Gladly Holding The Lump of Coal
Friends, I was not doing well today in terms of emotions. What? Billy? The self-proclaimed czar of happiness? The Mr. Know-It-All of suffering? Honorary Ph.D. of commanding mindset from University of Imaginations? Yes, it’s true. I was wrapping up some work in the morning and was about to head out for lunch soon. Then I recognized I was feeling quite horrible. Everything seemed so bleak. Should I just take the next two days off? I don’t feel like doing any work. And as I was heading out to the garage to go eat sushi with my wife (we started playing this walking game called Pikmin Bloom and the popular conveyer belt sushi restaurant Kura Sushi has a collaboration with the game) I recognized what was happening: I was feeling blue about having to leave my wife for a few days.

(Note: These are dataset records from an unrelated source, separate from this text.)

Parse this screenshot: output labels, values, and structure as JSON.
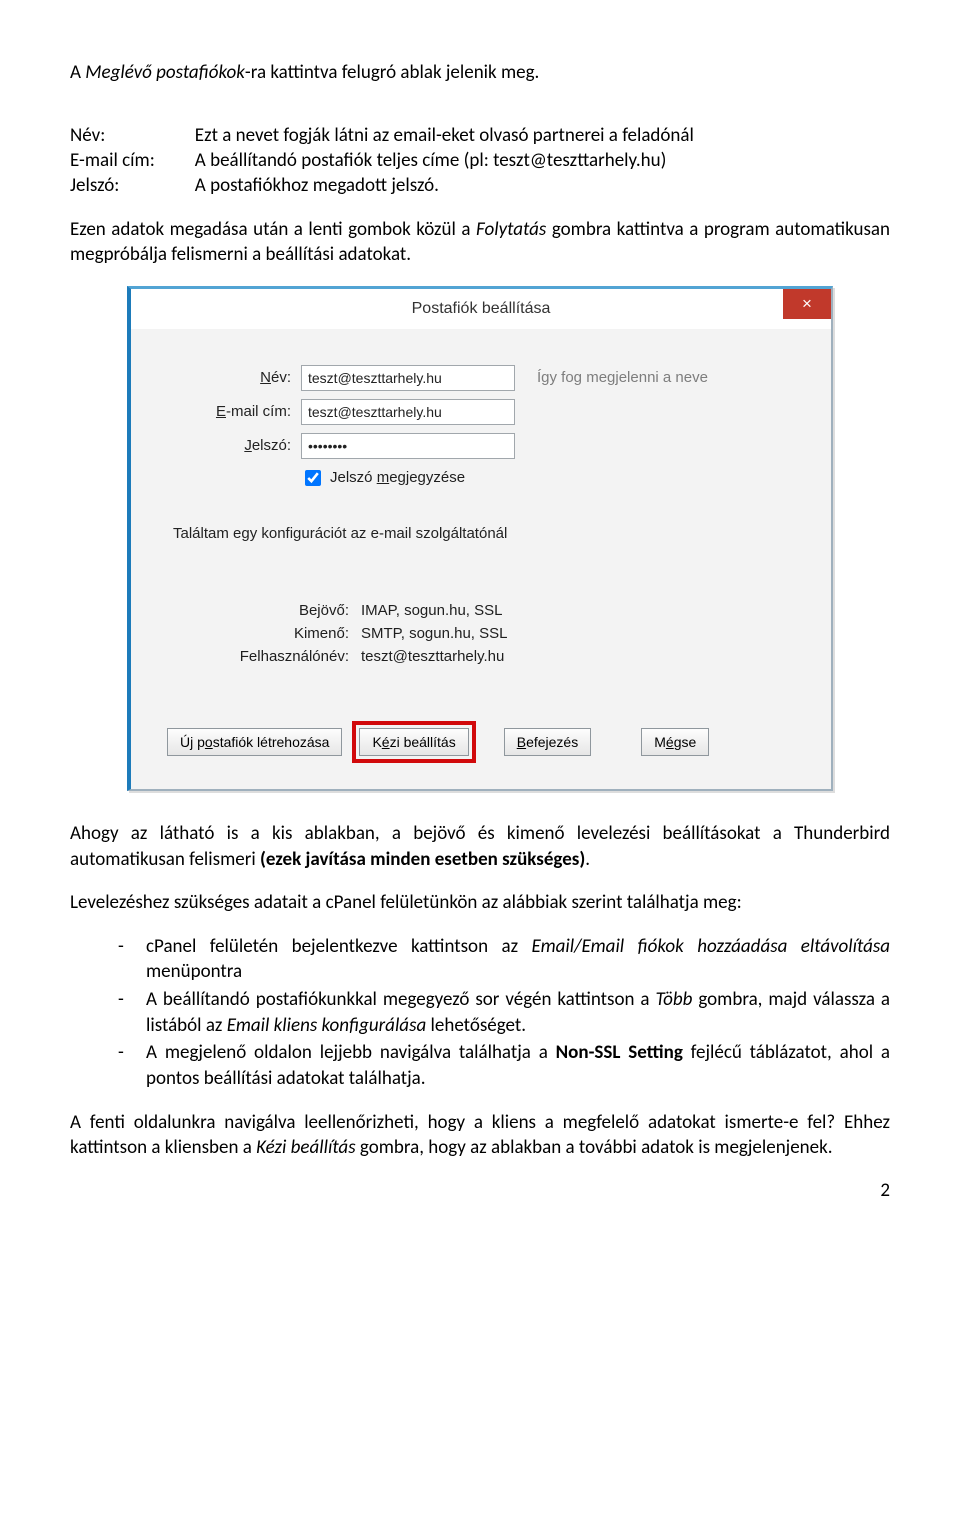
{
  "intro": {
    "p1_a": "A ",
    "p1_b": "Meglévő postafiókok",
    "p1_c": "-ra kattintva felugró ablak jelenik meg."
  },
  "defs": {
    "name_label": "Név:",
    "name_value": "Ezt a nevet fogják látni az email-eket olvasó partnerei a feladónál",
    "email_label": "E-mail cím:",
    "email_value": "A beállítandó postafiók teljes címe (pl: teszt@teszttarhely.hu)",
    "pw_label": "Jelszó:",
    "pw_value": "A postafiókhoz megadott jelszó."
  },
  "p2_a": "Ezen adatok megadása után a lenti gombok közül a ",
  "p2_b": "Folytatás",
  "p2_c": " gombra kattintva a program automatikusan megpróbálja felismerni a beállítási adatokat.",
  "dialog": {
    "title": "Postafiók beállítása",
    "close": "×",
    "name_label": "Név:",
    "name_value": "teszt@teszttarhely.hu",
    "name_hint": "Így fog megjelenni a neve",
    "email_label": "E-mail cím:",
    "email_value": "teszt@teszttarhely.hu",
    "pw_label": "Jelszó:",
    "pw_value": "••••••••",
    "remember": "Jelszó megjegyzése",
    "found": "Találtam egy konfigurációt az e-mail szolgáltatónál",
    "in_label": "Bejövő:",
    "in_value": "IMAP, sogun.hu, SSL",
    "out_label": "Kimenő:",
    "out_value": "SMTP, sogun.hu, SSL",
    "user_label": "Felhasználónév:",
    "user_value": "teszt@teszttarhely.hu",
    "btn_new_a": "Új p",
    "btn_new_b": "o",
    "btn_new_c": "stafiók létrehozása",
    "btn_manual_a": "K",
    "btn_manual_b": "é",
    "btn_manual_c": "zi beállítás",
    "btn_done_a": "B",
    "btn_done_b": "efejezés",
    "btn_cancel_a": "M",
    "btn_cancel_b": "é",
    "btn_cancel_c": "gse"
  },
  "p3_a": "Ahogy az látható is a kis ablakban, a bejövő és kimenő levelezési beállításokat a Thunderbird automatikusan felismeri ",
  "p3_b": "(ezek javítása minden esetben szükséges)",
  "p3_c": ".",
  "p4": "Levelezéshez szükséges adatait a cPanel felületünkön az alábbiak szerint találhatja meg:",
  "bullets": {
    "b1_a": "cPanel felületén bejelentkezve kattintson az ",
    "b1_b": "Email/Email fiókok hozzáadása eltávolítása",
    "b1_c": " menüpontra",
    "b2_a": "A beállítandó postafiókunkkal megegyező sor végén kattintson a ",
    "b2_b": "Több",
    "b2_c": " gombra, majd válassza a listából az ",
    "b2_d": "Email kliens konfigurálása",
    "b2_e": " lehetőséget.",
    "b3_a": "A megjelenő oldalon lejjebb navigálva találhatja a ",
    "b3_b": "Non-SSL Setting",
    "b3_c": " fejlécű táblázatot, ahol a pontos beállítási adatokat találhatja."
  },
  "p5_a": "A fenti oldalunkra navigálva leellenőrizheti, hogy a kliens a megfelelő adatokat ismerte-e fel? Ehhez kattintson a kliensben a ",
  "p5_b": "Kézi beállítás",
  "p5_c": " gombra, hogy az ablakban a további adatok is megjelenjenek.",
  "page_no": "2"
}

This is again the strangest way of announcing a brief hiatus for this publication, but I’m off to Seattle starting Wednesday for the remainder of the week. There’s a training that our Buddhist order does called “Opportunity of Awakening” and I have no idea what it’s like because we are forbidden from speaking about it. The one thing I do know is once 3PM on Wednesday strikes, there is no cell phone until Sunday 3PM. I’ve been on trips alone before so I know what it feels like, and even though I’m okay getting by by myself I still miss my wife. But still I get to talk to her all the time with the cell phone. And now even THAT is going to be taken away!
I looked to the left to see my wife’s side profile. The sun was shining down on her face and Sabrina Carpenter was playing. I was feeling sad and I knew this was because I was growing attached to her. I can stop my attachment and just decide that this isn’t a big deal. Start focusing on meditative breaths again. Think of the bigger prospects. Tomorrow’s 108 bows. In times like these it’s important to remember why we practice detachment in the first place. We practice a conscious mind and detachment so we don’t suffer. But like any person who dares to fly too close to the sun, I can always wonder: what if I’m willing to pay the price of suffering?

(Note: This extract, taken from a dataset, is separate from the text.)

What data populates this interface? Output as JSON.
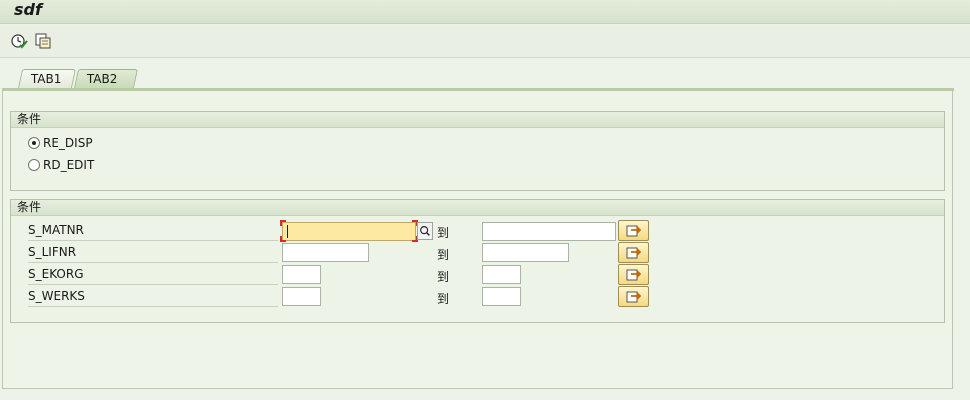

Many people walk the path of spiritual development in order to remove themselves from suffering. To give you a bit of a spoiler alert, the end destination is this: there is no inherent reason to suffer. Because everything is void and qualities are ascribed by context and perspective. This great freedom from suffering is the first taste of inner power and authority but its great appeal also comes at an unexpected cost: it’s so easy to now fall into a new trap that makes you believe suffering is to be avoided at all costs. Because it’s bad. Suffering is bad. Then you come to realize even suffering itself is void.
Today I could just notice myself, “oh! I’m very deeply infatuated with my wife” and not feed into the desire to hug her one more time. Pat her head one more time. Kiss her on the cheek one more time. But I don’t want to. Even if I regret today because I long for this moment after she’s gone, I’m willing to pay that price. And it wasn’t like this. I did try to not engage myself in the desires of love but on this year’s wedding anniversary my wife wrote me a card. In that card she wrote something so meaningful to me that I decided this person is worth suffering for.
When I notice people suffering, I tell them you’re holding on to a hot lump of coal. All you have to do is let go. Then people ask “how do I let go?” and I always say “if you’re asking how, you don’t want to let go”. Today I’m not asking you all how I let go of this coal of love, I’m willingly burning my hands holding it.